I make a non-committal sound in the back of my throat and head into the kitchen the slip of paper grasped between my fingers. "So, no then?" comes Emma's voice from behind me. She's made her way over to the kitchen island where she leans against the counter.
"Not moping," I say, shuffling around in the refrigerator. "Wallowing." I remind her, pulling ingredients from my fridge to make dinner. I try to keep my eyes focused on my task knowing Emma would take one look at me and be able to tell something was up.
"My mistake," she says with a soft chuckle as she makes her way around the island and grabs the bag of carrots and knife and takes up a position next to me to chop them. She almost immediately launches into a story about her day, and all of the things that happened at work. I'm only half listening, my mind churning with thoughts of that little slip of paper burning a hole in my pocket with one word scrawled onto it. A name.
I look over at Emma as she smiles animatedly, her hands gesturing chaotic ally while she tells me all about the guy who download a virus to the company server while watching his "adult movie" and for the first time I see something in her eyes that I hadn't noticed before. Darkness.

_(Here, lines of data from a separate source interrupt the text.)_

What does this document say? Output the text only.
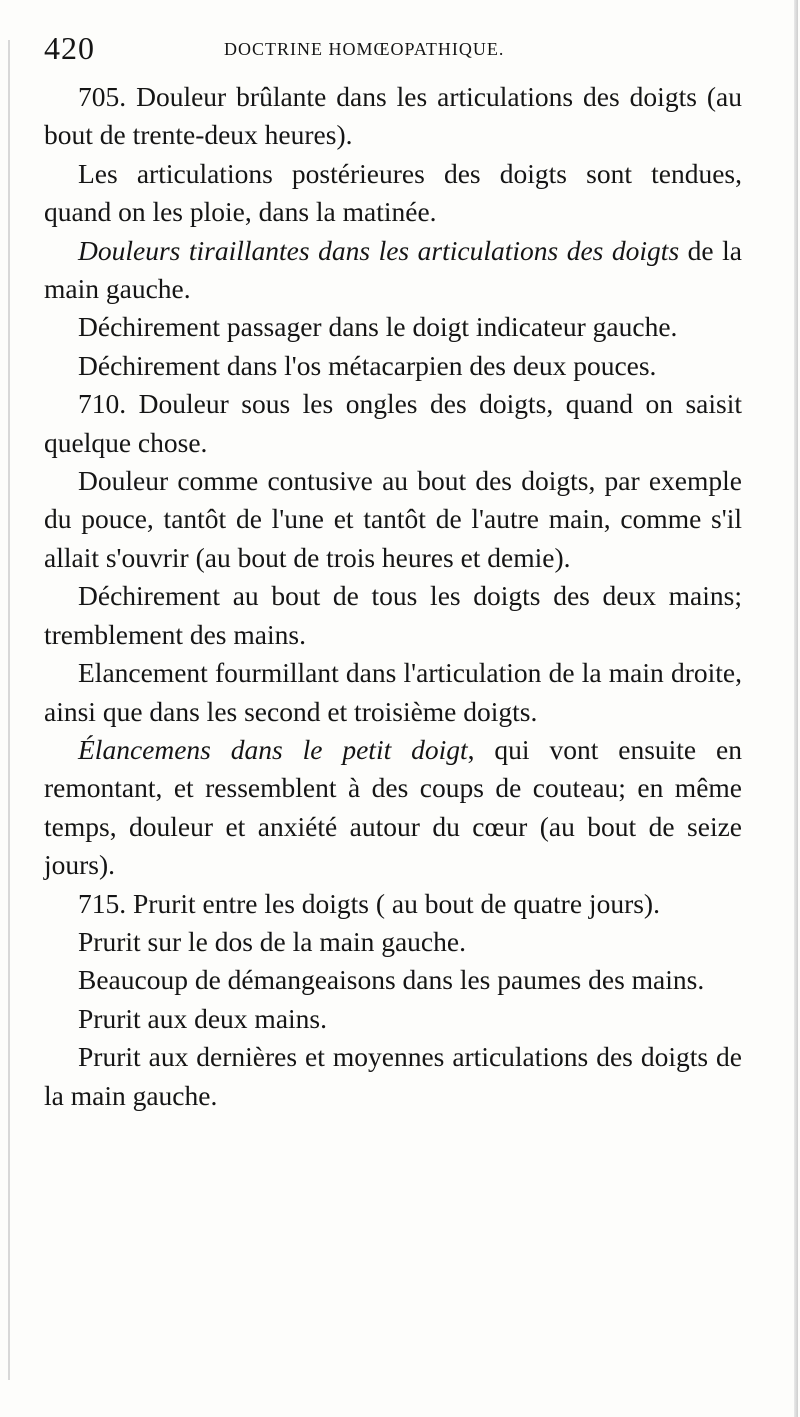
420	DOCTRINE HOMŒOPATHIQUE.

705. Douleur brûlante dans les articulations des doigts (au bout de trente-deux heures).

Les articulations postérieures des doigts sont tendues, quand on les ploie, dans la matinée.

Douleurs tiraillantes dans les articulations des doigts de la main gauche.

Déchirement passager dans le doigt indicateur gauche.

Déchirement dans l'os métacarpien des deux pouces.

710. Douleur sous les ongles des doigts, quand on saisit quelque chose.

Douleur comme contusive au bout des doigts, par exemple du pouce, tantôt de l'une et tantôt de l'autre main, comme s'il allait s'ouvrir (au bout de trois heures et demie).

Déchirement au bout de tous les doigts des deux mains; tremblement des mains.

Elancement fourmillant dans l'articulation de la main droite, ainsi que dans les second et troisième doigts.

Élancemens dans le petit doigt, qui vont ensuite en remontant, et ressemblent à des coups de couteau; en même temps, douleur et anxiété autour du cœur (au bout de seize jours).

715. Prurit entre les doigts ( au bout de quatre jours).

Prurit sur le dos de la main gauche.

Beaucoup de démangeaisons dans les paumes des mains.

Prurit aux deux mains.

Prurit aux dernières et moyennes articulations des doigts de la main gauche.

The blue of her eyes glitter with the familiarity of my childhood and the comforts of family. Without a doubt, she's probably the person that knows me best in the world but how well do I actually know Emma. My first instinct is to say better than anyone else but then there's an odd churning in my gut that makes me hesitate. I used to know Emma better than anyone else but now I barely know myself. Could I honestly say I knew everything about her, or was that just what she wanted me to believe. How she wanted me to feel. No, I'm being ridiculous. This is Emma, my Emma, and as much as I sometimes doubt her motives and feel like she's hiding things from me I doubt it could really be that bad.

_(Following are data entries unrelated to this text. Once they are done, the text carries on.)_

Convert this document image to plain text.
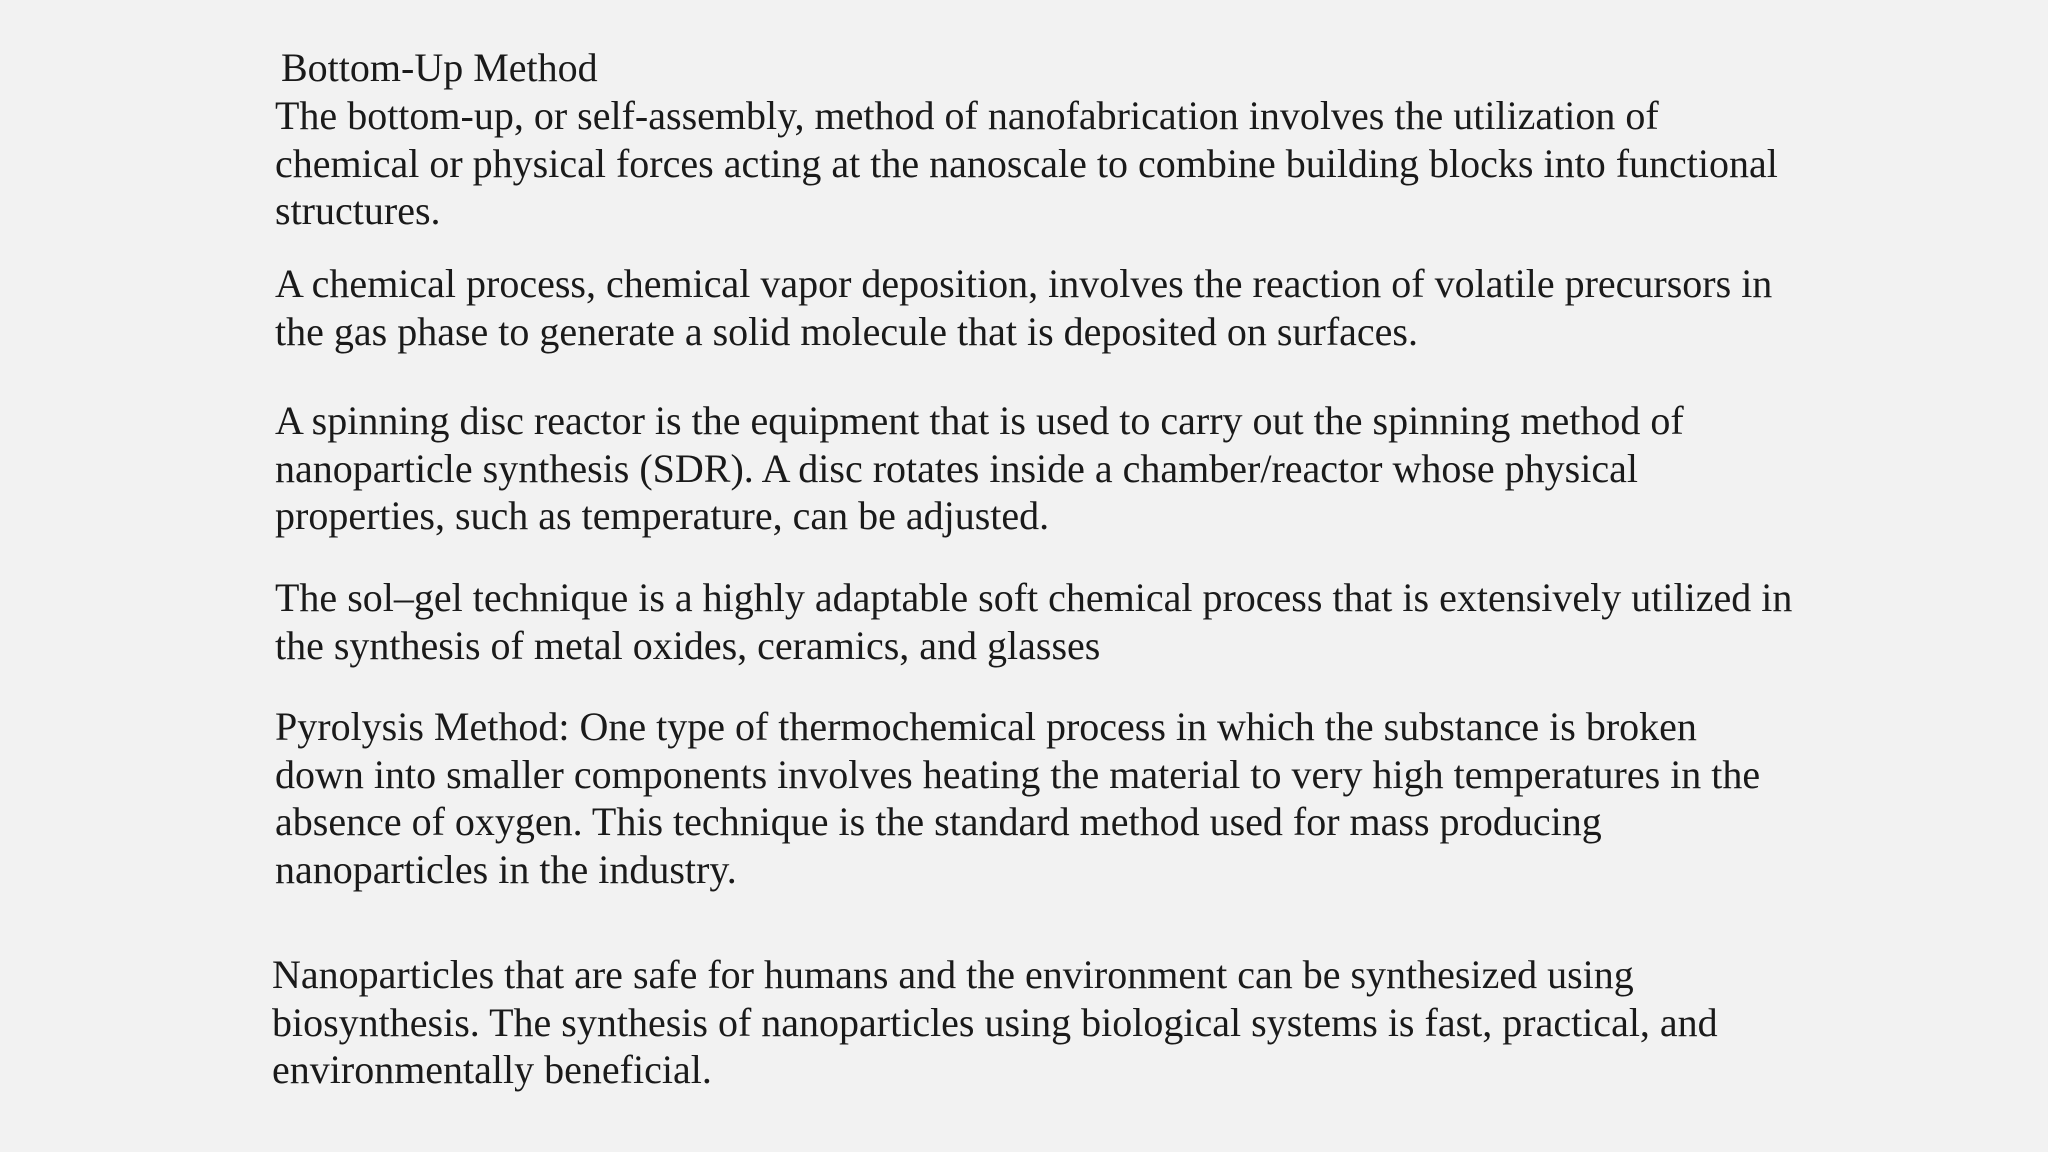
Bottom-Up Method

The bottom-up, or self-assembly, method of nanofabrication involves the utilization of chemical or physical forces acting at the nanoscale to combine building blocks into functional structures.

A chemical process, chemical vapor deposition, involves the reaction of volatile precursors in the gas phase to generate a solid molecule that is deposited on surfaces.

A spinning disc reactor is the equipment that is used to carry out the spinning method of nanoparticle synthesis (SDR). A disc rotates inside a chamber/reactor whose physical properties, such as temperature, can be adjusted.

The sol–gel technique is a highly adaptable soft chemical process that is extensively utilized in the synthesis of metal oxides, ceramics, and glasses

Pyrolysis Method: One type of thermochemical process in which the substance is broken down into smaller components involves heating the material to very high temperatures in the absence of oxygen. This technique is the standard method used for mass producing nanoparticles in the industry.

Nanoparticles that are safe for humans and the environment can be synthesized using biosynthesis. The synthesis of nanoparticles using biological systems is fast, practical, and environmentally beneficial.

But then my kind wanders to the note in my pocket and the name scrawled across it in my own handwriting. Joe Rollins. Ordinarily, that name wouldn't mean anything to me but today in an attempt to avoid thinking of Dastan I'd offered to help Dec organize her notes on the Hell's Kitchen Hacker article. The case has always fascinated me and when I saw her struggling I took the opportunity to work on an actually meaningful article, even if it was just organizing her notes. That's where I'd come across the name of the most recent victim in the case, Joe Rollins.

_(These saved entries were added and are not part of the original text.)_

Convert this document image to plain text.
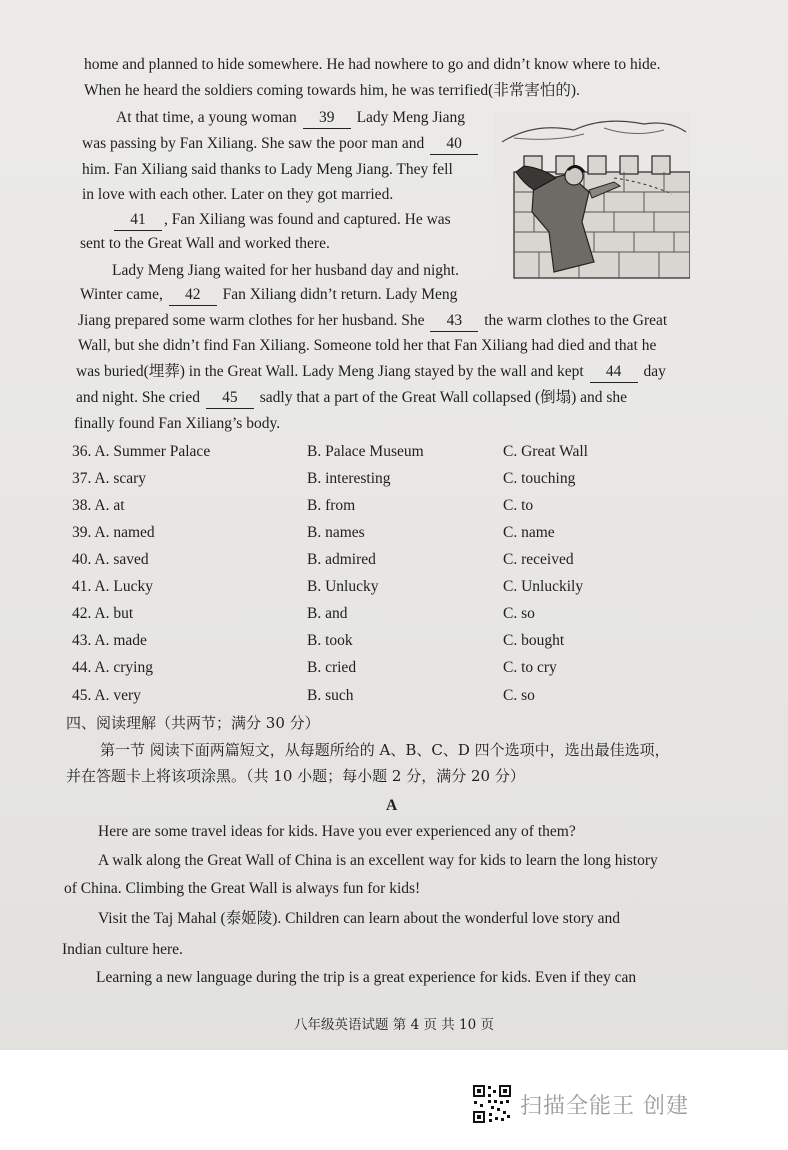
home and planned to hide somewhere. He had nowhere to go and didn’t know where to hide.
When he heard the soldiers coming towards him, he was terrified(非常害怕的).
At that time, a young woman 39 Lady Meng Jiang
was passing by Fan Xiliang. She saw the poor man and 40
him. Fan Xiliang said thanks to Lady Meng Jiang. They fell
in love with each other. Later on they got married.
41 , Fan Xiliang was found and captured. He was
sent to the Great Wall and worked there.
Lady Meng Jiang waited for her husband day and night.
Winter came, 42 Fan Xiliang didn’t return. Lady Meng
Jiang prepared some warm clothes for her husband. She 43 the warm clothes to the Great
Wall, but she didn’t find Fan Xiliang. Someone told her that Fan Xiliang had died and that he
was buried(埋葬) in the Great Wall. Lady Meng Jiang stayed by the wall and kept 44 day
and night. She cried 45 sadly that a part of the Great Wall collapsed (倒塌) and she
finally found Fan Xiliang’s body.
36. A. Summer Palace	B. Palace Museum	C. Great Wall
37. A. scary	B. interesting	C. touching
38. A. at	B. from	C. to
39. A. named	B. names	C. name
40. A. saved	B. admired	C. received
41. A. Lucky	B. Unlucky	C. Unluckily
42. A. but	B. and	C. so
43. A. made	B. took	C. bought
44. A. crying	B. cried	C. to cry
45. A. very	B. such	C. so
四、阅读理解（共两节；满分 30 分）
第一节 阅读下面两篇短文，从每题所给的 A、B、C、D 四个选项中，选出最佳选项，
并在答题卡上将该项涂黑。（共 10 小题；每小题 2 分，满分 20 分）
A
Here are some travel ideas for kids. Have you ever experienced any of them?
A walk along the Great Wall of China is an excellent way for kids to learn the long history
of China. Climbing the Great Wall is always fun for kids!
Visit the Taj Mahal (泰姬陵). Children can learn about the wonderful love story and
Indian culture here.
Learning a new language during the trip is a great experience for kids. Even if they can
八年级英语试题 第 4 页 共 10 页
扫描全能王 创建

Why I had his name written on a slip of paper in that looked to be months old if the creases that had been folded and refolded are anything to go by is beyond me. But I do know that the cops only released his identity this week, so whatever my connection to Joe Rollins it was definitely pre-death and the only person that knows the answer to the question of what exactly that connection is stands next to me chopping carrots.
A part of me just wants to ask her about it and the other part cautions that it would open up a can of worms I'm not ready to deal with. The irony of me wondering what Emma's keeping from me, of anything at all, isn't lost on me seeing as how I'm the one actively lying and hiding a relationship with my ex from her. That's the deciding factor in my not asking her, I guess we all have our secrets.